Eu sei que muita gente vai sair reclamando do filme por causa do final, mas no fundo The Prestige é ele mesmo um número de mágica cinematográfica, brilhantemente construído. Reclamar do final é cair no truque dos Nolan e confirmar a moral da história: segredos simples são difíceis de se acreditar, mas os complicados são difíceis de se aceitar. As pessoas acabam preferindo os simples, mesmo os intuindo, já que o que importa é acompanhar o número e se deixar deleitar por ele. Deleite por deleite, eu sinto dificuldades para acreditar que alguém não se sinta deleitado com este filme, pelo menos até o final. Prende tanto a atenção que você praticamente cai da poltrona, se aproximando inconscientemente da tela. E basicamente é essa a moral de The Prestige. É possível argumentar que seja um filme vazio, mas não é. The Prestige é um filme-tese quase irretocável, e a tese é interessante e não se aplica apenas a filmes ou números de mágica.
Em relação aos problemas...se os Nolan desconstruíram o livro de forma inteligente, a ordem do livro (e sua moldura) também tinham uma função importante, que acaba sendo perdida no filme.
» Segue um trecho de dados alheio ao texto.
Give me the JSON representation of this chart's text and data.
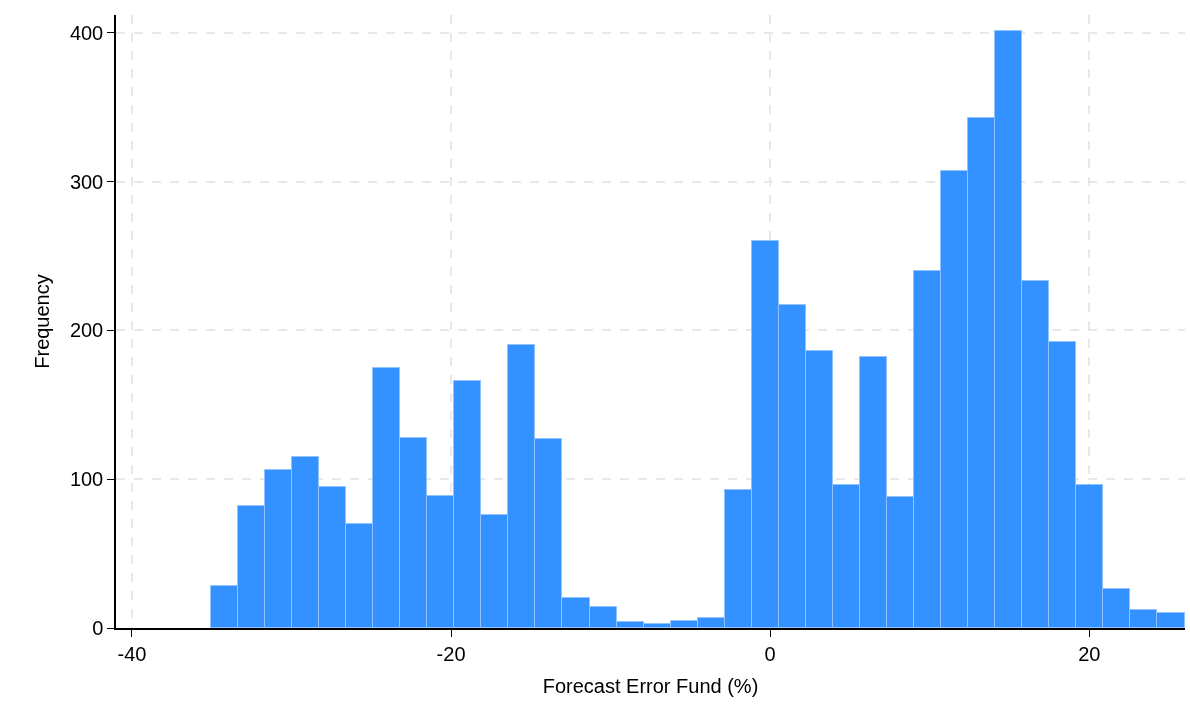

O prestige do número de Borden é simples, beirando ao ridículo, mas fácil de se aceitar. O prestige do número de Angier é mais complicado, requer uma dose extraordinária de suspensão de descrença, e é portanto mais difícil de se engolir. O livro lidava com isso muito bem. O prestige de Borden é revelado no final, depois de pouquíssimas pistas, e me pegou de surpresa. O prestige de Angier não tem muito mistério já a partir de mais ou menos a metade do diário de Angier, e vai sendo introduzido com cuidado, de modo que o leitor tem mais facilidade de aceitá-lo. E também consegue entender melhor o que se passava pela cabeça de Angier, que é um sujeito bem mais interessante e complexo no livro do que no filme.
No filme, os Nolan decidiram colocar uma pista sobre o prestige de Borden em praticamente TODAS as cenas em que ele aparece, e algumas em que ele não aparece. Are you watching closely?, a frase que é repetida várias vezes no filme, é dirigida à audiência. Eu vi o filme já sabendo o segredo de Borden, mas imagino que se não soubesse teria adivinhado facilmente, o que tira um pouco do impacto. Tudo bem que os Nolan querem provar algo com isso, mas dava para cortar metade das trocentas pistas. Se você estiver "watching closely", vai adivinhar com certeza. Já o prestige do truque de Angier é introduzido subitamente demais. Cai do céu, quase que literalmente, e por ser tão radical, fica um pouco chocante demais.
De qualquer maneira, verei de novo pelo menos mais uma vez no cinema, e comprarei o DVD. Se não é o melhor filme do ano, vai ser difícil encontrar um mais inteligente.